Kamis, 15 Oktober 2015

Durhaka

KISAH ALQAMAH DURHAKA KEPADA IBUNDANYA
KISAHMUSLIM.
Al-kisah :
Konon dikisahkan bahwa pada zaman Rasulullah ada seorang pemuda yang bernama Alqamah. Dia seorang pemuda yang giat beribadah, rajin shalat, banyak puasa dan suka bersedekah. Suatu ketika dia sakit keras, maka istrinya mengirim utusan kepada Rasulullah untuk memberitahukan kepada beliau akan keadaan Alqamah. Maka, Rasulullahpun mengutus Ammar bin Yasir, Shuhaib ar-Rumi dan Bilal bin Rabah untuk melihat keadaannnya. Beliau bersabda, “Pergilah ke rumah Alqamah dan talqin -lah untuk mengucapkan La Ilaha Illallah ”Akhirnya mereka berangkat kerumahnya, ternyata saat itu Alqamah sudah dalam keadaan naza’ , maka segeralah mereka men-talqin -nya, namun ternyata lisan Alqamah tidak bisa mengucapkan La ilaha illallah.
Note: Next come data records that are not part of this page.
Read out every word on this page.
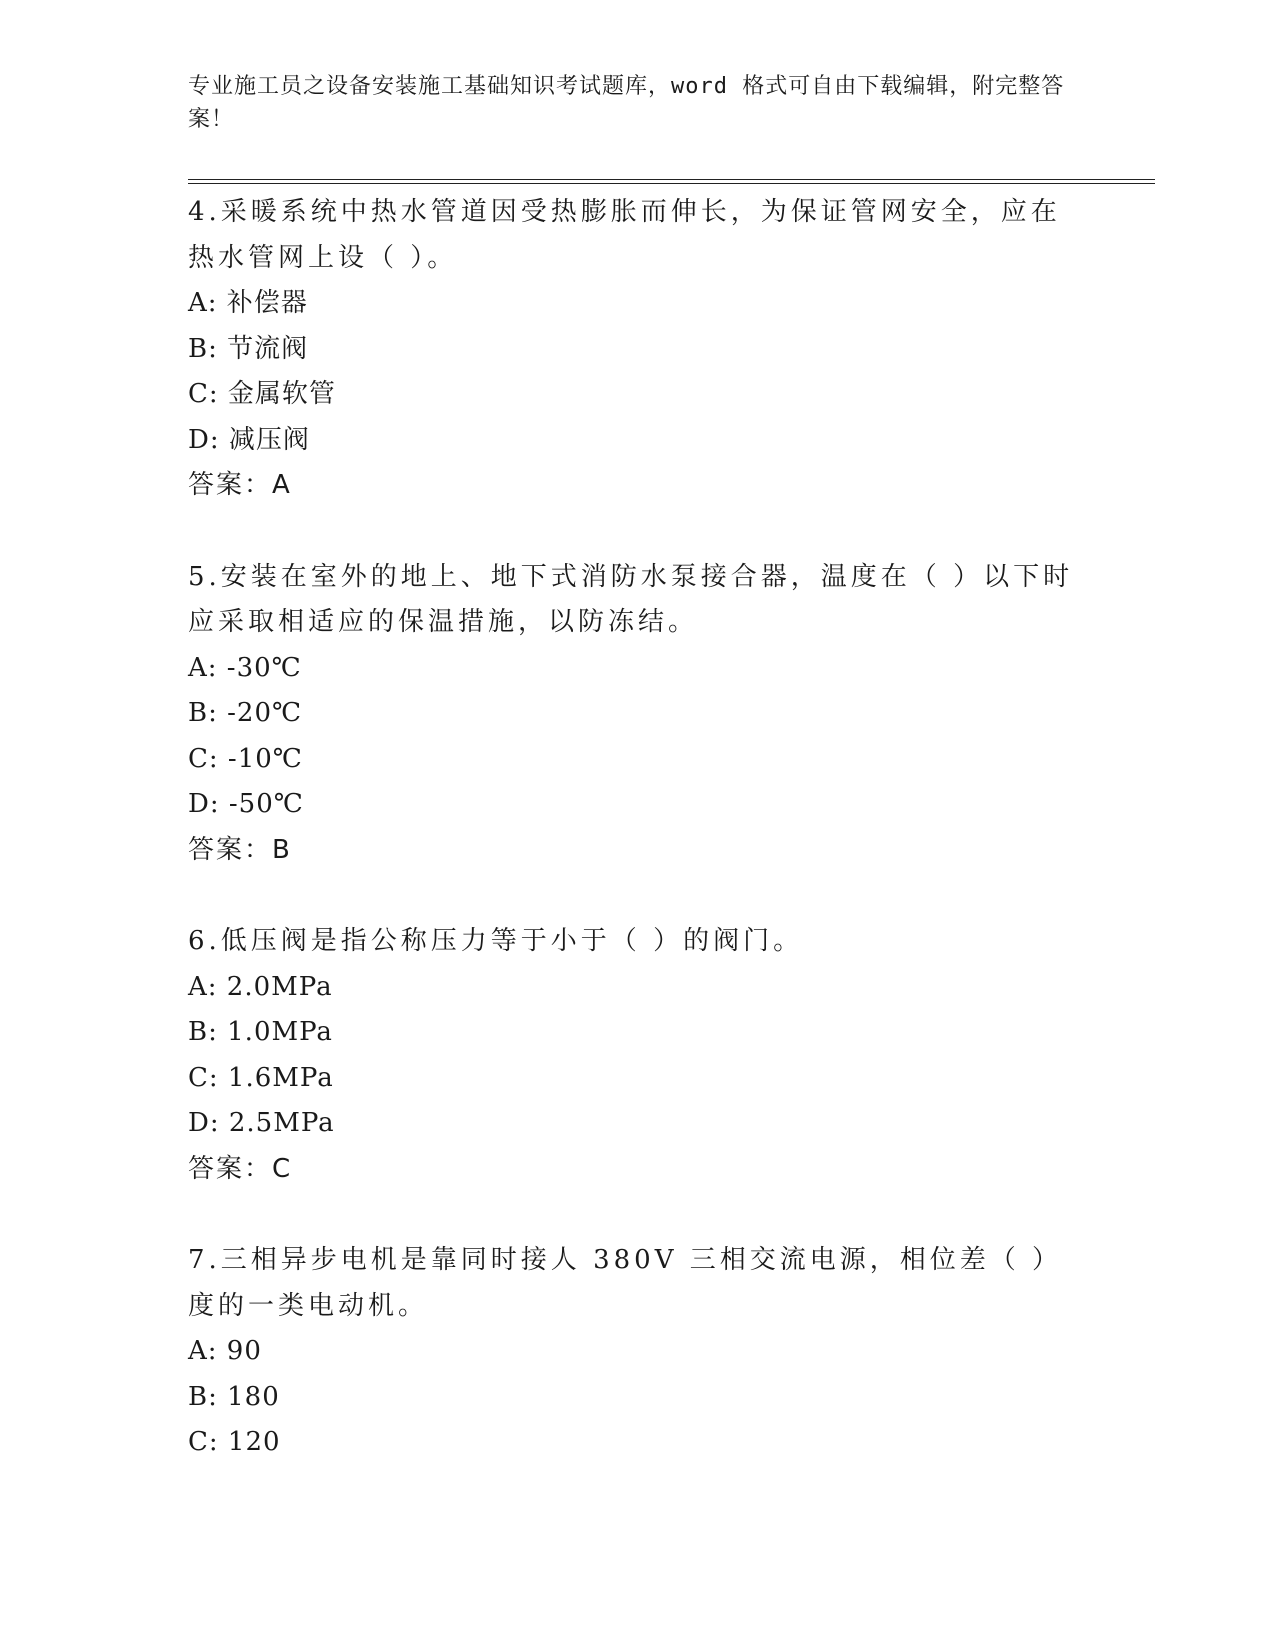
专业施工员之设备安装施工基础知识考试题库，word 格式可自由下载编辑，附完整答案！

4.采暖系统中热水管道因受热膨胀而伸长，为保证管网安全，应在热水管网上设（ ）。

A: 补偿器

B: 节流阀

C: 金属软管

D: 减压阀

答案：A

5.安装在室外的地上、地下式消防水泵接合器，温度在（ ）以下时应采取相适应的保温措施，以防冻结。

A: -30℃

B: -20℃

C: -10℃

D: -50℃

答案：B

6.低压阀是指公称压力等于小于（ ）的阀门。

A: 2.0MPa

B: 1.0MPa

C: 1.6MPa

D: 2.5MPa

答案：C

7.三相异步电机是靠同时接人 380V 三相交流电源，相位差（ ）度的一类电动机。

A: 90

B: 180

C: 120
Langsung saja mereka laporkan kejadian ini pada Rasulullah.
Maka Rasulullah pun bertanya, “Apakah dia masih mempunyai kedua orang tua?”
Ada yang menjawab, “Ada wahai Rasulullah, dia masih mempunyai seorang ibu yang sudah sangat tua renta.”
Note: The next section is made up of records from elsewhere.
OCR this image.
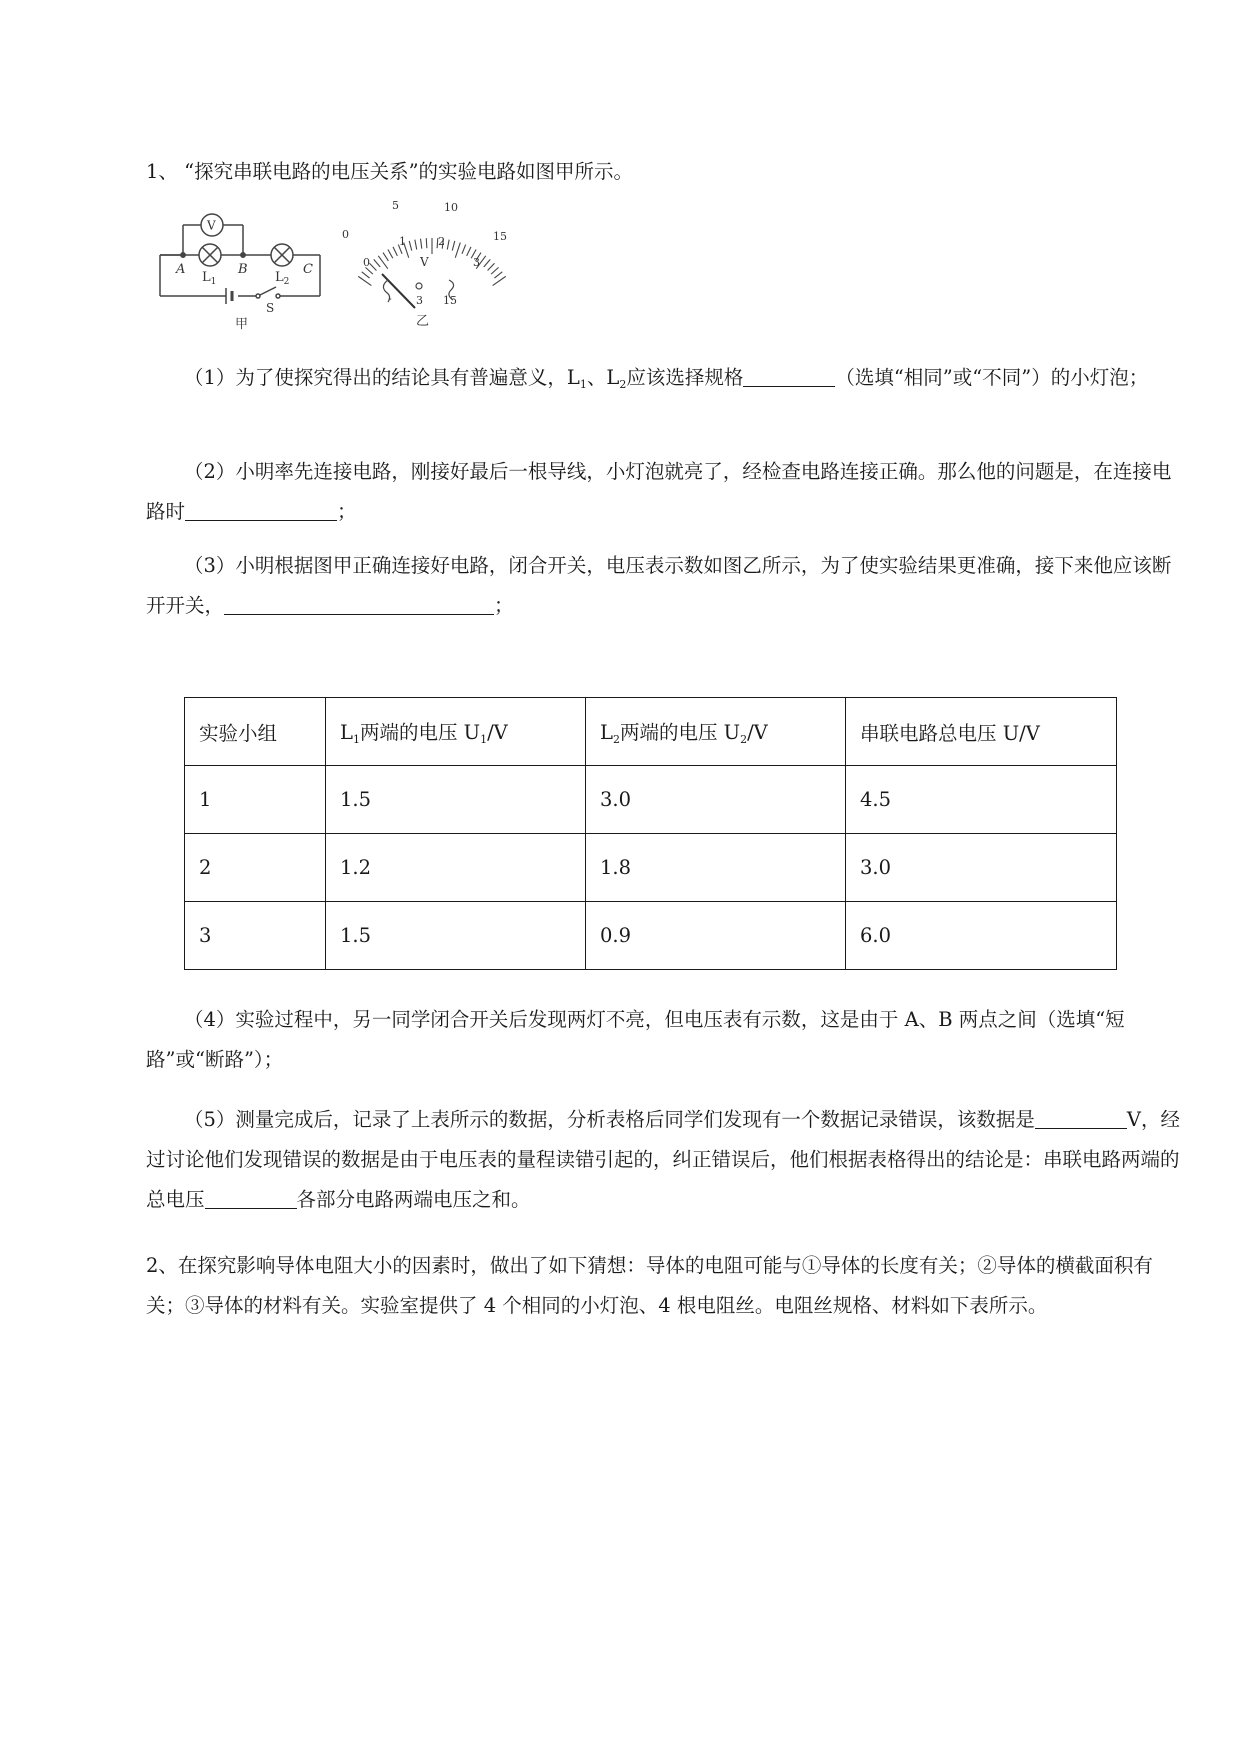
1、 “探究串联电路的电压关系”的实验电路如图甲所示。
V
A	B	C
$L_1$	$L_2$
S
甲
0
5	10
15
0
1	2
3
V
- 3 15
乙
（1）为了使探究得出的结论具有普遍意义，$L_1$、$L_2$应该选择规格	（选填“相同”或“不同”）的小灯泡；
（2）小明率先连接电路，刚接好最后一根导线，小灯泡就亮了，经检查电路连接正确。那么他的问题是，在连接电路时	；
（3）小明根据图甲正确连接好电路，闭合开关，电压表示数如图乙所示，为了使实验结果更准确，接下来他应该断开开关，	；
实验小组	$L_1$两端的电压 $U_1/V$	$L_2$两端的电压 $U_2/V$	串联电路总电压 U/V
1	1.5	3.0	4.5
2	1.2	1.8	3.0
3	1.5	0.9	6.0
（4）实验过程中，另一同学闭合开关后发现两灯不亮，但电压表有示数，这是由于 A、B 两点之间（选填“短路”或“断路”）；
（5）测量完成后，记录了上表所示的数据，分析表格后同学们发现有一个数据记录错误，该数据是	V，经过讨论他们发现错误的数据是由于电压表的量程读错引起的，纠正错误后，他们根据表格得出的结论是：串联电路两端的总电压	各部分电路两端电压之和。
2、在探究影响导体电阻大小的因素时，做出了如下猜想：导体的电阻可能与①导体的长度有关；②导体的横截面积有关；③导体的材料有关。实验室提供了 4 个相同的小灯泡、4 根电阻丝。电阻丝规格、材料如下表所示。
Maka Rasulullah mengirim utusan untuk menemuinya, dan beliau berkata kepada utusan tersebut, “Katakan kepada ibunya Alqamah, ‘Jika dia masih mampu untuk berjalan menemui Rasulullah maka datanglah, namun kalau tidak, maka biarlah Rasulullah yang datang menemuimu.’”
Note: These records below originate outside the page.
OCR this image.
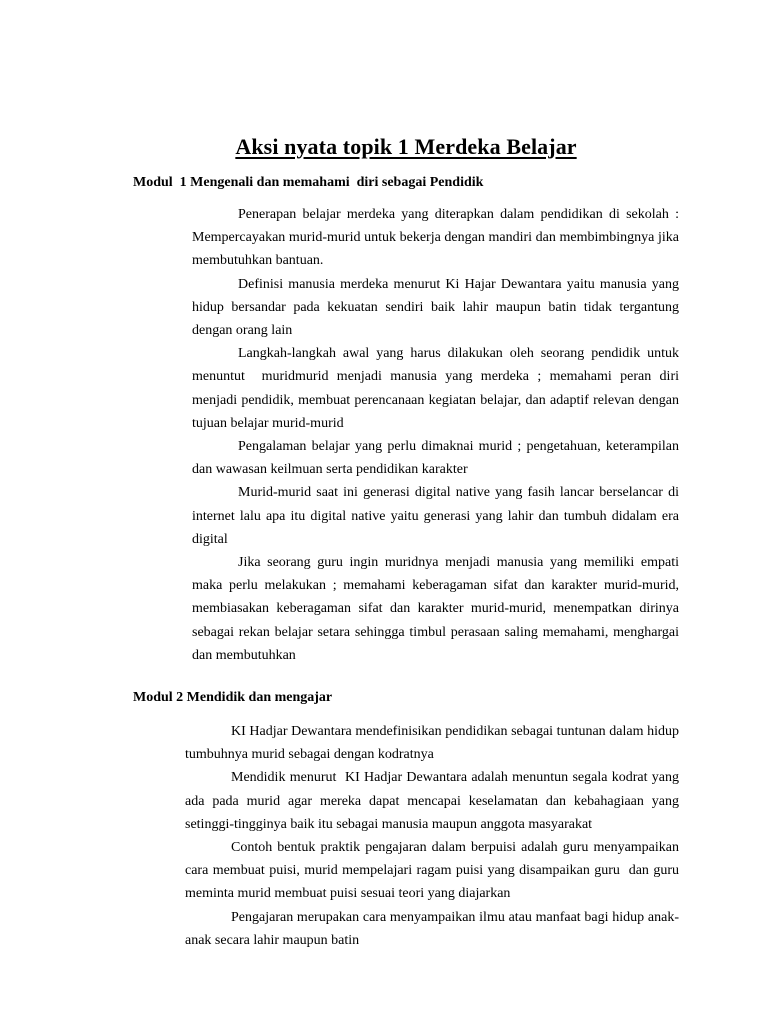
Aksi nyata topik 1 Merdeka Belajar
Modul  1 Mengenali dan memahami  diri sebagai Pendidik

Penerapan belajar merdeka yang diterapkan dalam pendidikan di sekolah : Mempercayakan murid-murid untuk bekerja dengan mandiri dan membimbingnya jika membutuhkan bantuan.

Definisi manusia merdeka menurut Ki Hajar Dewantara yaitu manusia yang hidup bersandar pada kekuatan sendiri baik lahir maupun batin tidak tergantung dengan orang lain

Langkah-langkah awal yang harus dilakukan oleh seorang pendidik untuk menuntut  muridmurid menjadi manusia yang merdeka ; memahami peran diri menjadi pendidik, membuat perencanaan kegiatan belajar, dan adaptif relevan dengan tujuan belajar murid-murid

Pengalaman belajar yang perlu dimaknai murid ; pengetahuan, keterampilan dan wawasan keilmuan serta pendidikan karakter

Murid-murid saat ini generasi digital native yang fasih lancar berselancar di internet lalu apa itu digital native yaitu generasi yang lahir dan tumbuh didalam era digital

Jika seorang guru ingin muridnya menjadi manusia yang memiliki empati maka perlu melakukan ; memahami keberagaman sifat dan karakter murid-murid, membiasakan keberagaman sifat dan karakter murid-murid, menempatkan dirinya sebagai rekan belajar setara sehingga timbul perasaan saling memahami, menghargai dan membutuhkan

Modul 2 Mendidik dan mengajar

KI Hadjar Dewantara mendefinisikan pendidikan sebagai tuntunan dalam hidup tumbuhnya murid sebagai dengan kodratnya

Mendidik menurut  KI Hadjar Dewantara adalah menuntun segala kodrat yang ada pada murid agar mereka dapat mencapai keselamatan dan kebahagiaan yang setinggi-tingginya baik itu sebagai manusia maupun anggota masyarakat

Contoh bentuk praktik pengajaran dalam berpuisi adalah guru menyampaikan cara membuat puisi, murid mempelajari ragam puisi yang disampaikan guru  dan guru meminta murid membuat puisi sesuai teori yang diajarkan

Pengajaran merupakan cara menyampaikan ilmu atau manfaat bagi hidup anak-anak secara lahir maupun batin
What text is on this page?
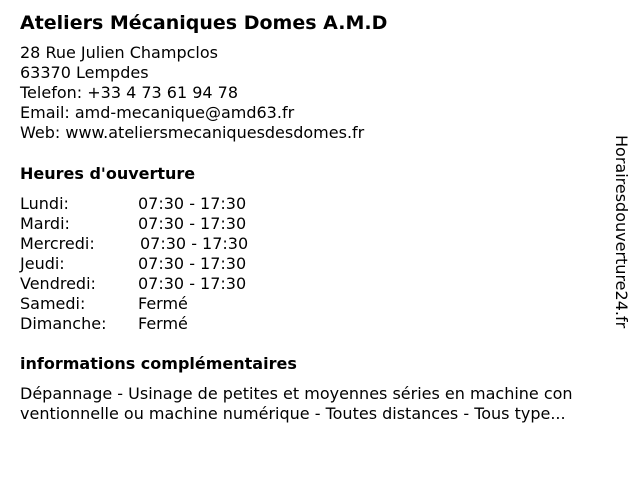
Ateliers Mécaniques Domes A.M.D
28 Rue Julien Champclos
63370 Lempdes
Telefon: +33 4 73 61 94 78
Email: amd-mecanique@amd63.fr
Web: www.ateliersmecaniquesdesdomes.fr
Heures d'ouverture
Lundi:	07:30 - 17:30
Mardi:	07:30 - 17:30
Mercredi:	07:30 - 17:30
Jeudi:	07:30 - 17:30
Vendredi:	07:30 - 17:30
Samedi:	Fermé
Dimanche: Fermé
informations complémentaires
Dépannage - Usinage de petites et moyennes séries en machine con
ventionnelle ou machine numérique - Toutes distances - Tous type...
Horairesdouverture24.fr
Tatkala utusan itu telah sampai pada ibunya Alqamah dan pesan beliau itu disampaikan, maka dia berkata, “Sayalah yang lebih berhak untuk mendatangi Rasulullah.”
Maka, dia pun memakai tongkat dan berjalan mendatangi Rasulullah.
Sesampainya di rumah Rasulullah, dia mengucapkan salam dan Rasulullah pun menjawab salamnya.
Lalu Rasulullah bersabda kepadanya, “Wahai ibu Alqamah, jawablah pertanyaanku dengan jujur, sebab jika engkau berbohong, maka akan datang wahyu dari Allah yang akan memberitahukan kepadaku, bagaimana sebenarnya keadaan putramu Alqamah?”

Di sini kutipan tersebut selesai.